The aesthetic of ‘The Quiet Ones’ is about as far as you could imagine from these lurid but curiously cosy entries in the canon. I’d like to be able to make a case for comparing it to ‘The Quatermass Experiment’ (it does feature an experiment) or ‘Straight on Till Morning’ (much of the action is confined to a single house), but I’d probably be pushing it a bit.

And again, I’m writing about anything but the film I’m supposed to be reviewing!


Okay. Deep breath. ‘The Quiet Ones’ is about a university professor Joseph Coupland (Harris) and his research assistants – the romantically involved Harry Abrams (Rory Fleck Byrne) and Kristina Dalton (Erin Richards) – who are joined by film student and cameraman for hire Brian McNeil (Claflin) as they seek to find a scientific rationale for the disturbed and possibly supernatural behaviours exhibited by Jane Harper (Cooke). Coupland is a suave academic, self-assured to the point of arrogance, and Harry and Kristina are in thrall to him … Kristina to the point of going behind Harry’s back with him. Brian is the outsider: a sceptic, unimpressed by Coupland and increasingly sympathetic to Jane, whom he sees less as a potential danger to herself and others than Coupland’s meal-ticket to grants and academic acclaim.

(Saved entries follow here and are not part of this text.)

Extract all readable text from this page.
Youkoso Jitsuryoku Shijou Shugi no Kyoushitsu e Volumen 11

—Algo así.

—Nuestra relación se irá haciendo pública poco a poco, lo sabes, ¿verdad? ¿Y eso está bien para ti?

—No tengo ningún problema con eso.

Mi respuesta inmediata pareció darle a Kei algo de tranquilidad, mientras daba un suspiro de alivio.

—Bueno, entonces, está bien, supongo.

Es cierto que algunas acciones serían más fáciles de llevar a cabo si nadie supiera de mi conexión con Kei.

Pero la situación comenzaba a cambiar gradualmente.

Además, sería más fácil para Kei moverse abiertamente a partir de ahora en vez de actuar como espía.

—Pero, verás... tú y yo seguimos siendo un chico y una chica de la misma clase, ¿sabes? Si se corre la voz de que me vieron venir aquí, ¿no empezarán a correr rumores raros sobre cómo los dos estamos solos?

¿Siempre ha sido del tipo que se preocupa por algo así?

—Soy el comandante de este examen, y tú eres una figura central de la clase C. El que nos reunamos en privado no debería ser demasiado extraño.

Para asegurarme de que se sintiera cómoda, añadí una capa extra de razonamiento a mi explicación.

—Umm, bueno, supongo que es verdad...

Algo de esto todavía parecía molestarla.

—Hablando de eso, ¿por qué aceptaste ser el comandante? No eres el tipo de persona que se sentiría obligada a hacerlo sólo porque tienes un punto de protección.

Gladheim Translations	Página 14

Divisions and distrust and hardwired into the group dynamic from the outside; factor in the pressure cooker of the single location (a mouldering old house the group move to after the university essentially distance themselves from Coupland), McNeil’s resentment as Coupland’s experiments on Jane become more extreme, and the weird events that start happening as Jane (or the thing within her) responds angrily towards Coupland’s provocations.

For much of the 93-minute running time, writer/director John Pogue keeps ‘The Quiet Ones’ on a slow boil. Then things reach the tipping point, McNeil quits being a passive protagonist (asking questions on the audience’s behalf and reacting with either confusion or moral outrage but without actually challenging or steering the narrative) and starts doing some digging into both Coupland and Jane’s backgrounds. Revelations and recontextualisations pile up, with only minutes left. At which point the film goes off the rails. Not disastrously, not irretrievably, but the tone changes and characters start behaving according to the dictates of a script that suddenly wants to wrap everything up immediately if not sooner. Careful characterisation and slow burn tension is junked in favour of melodrama. A potentially terrifying denouement is glossed over in favour of an obvious twist.

Shame, really. Another pass at the script and a couple of days reshoots on a less hamfisted ending and it could have been quite the Hammer revival.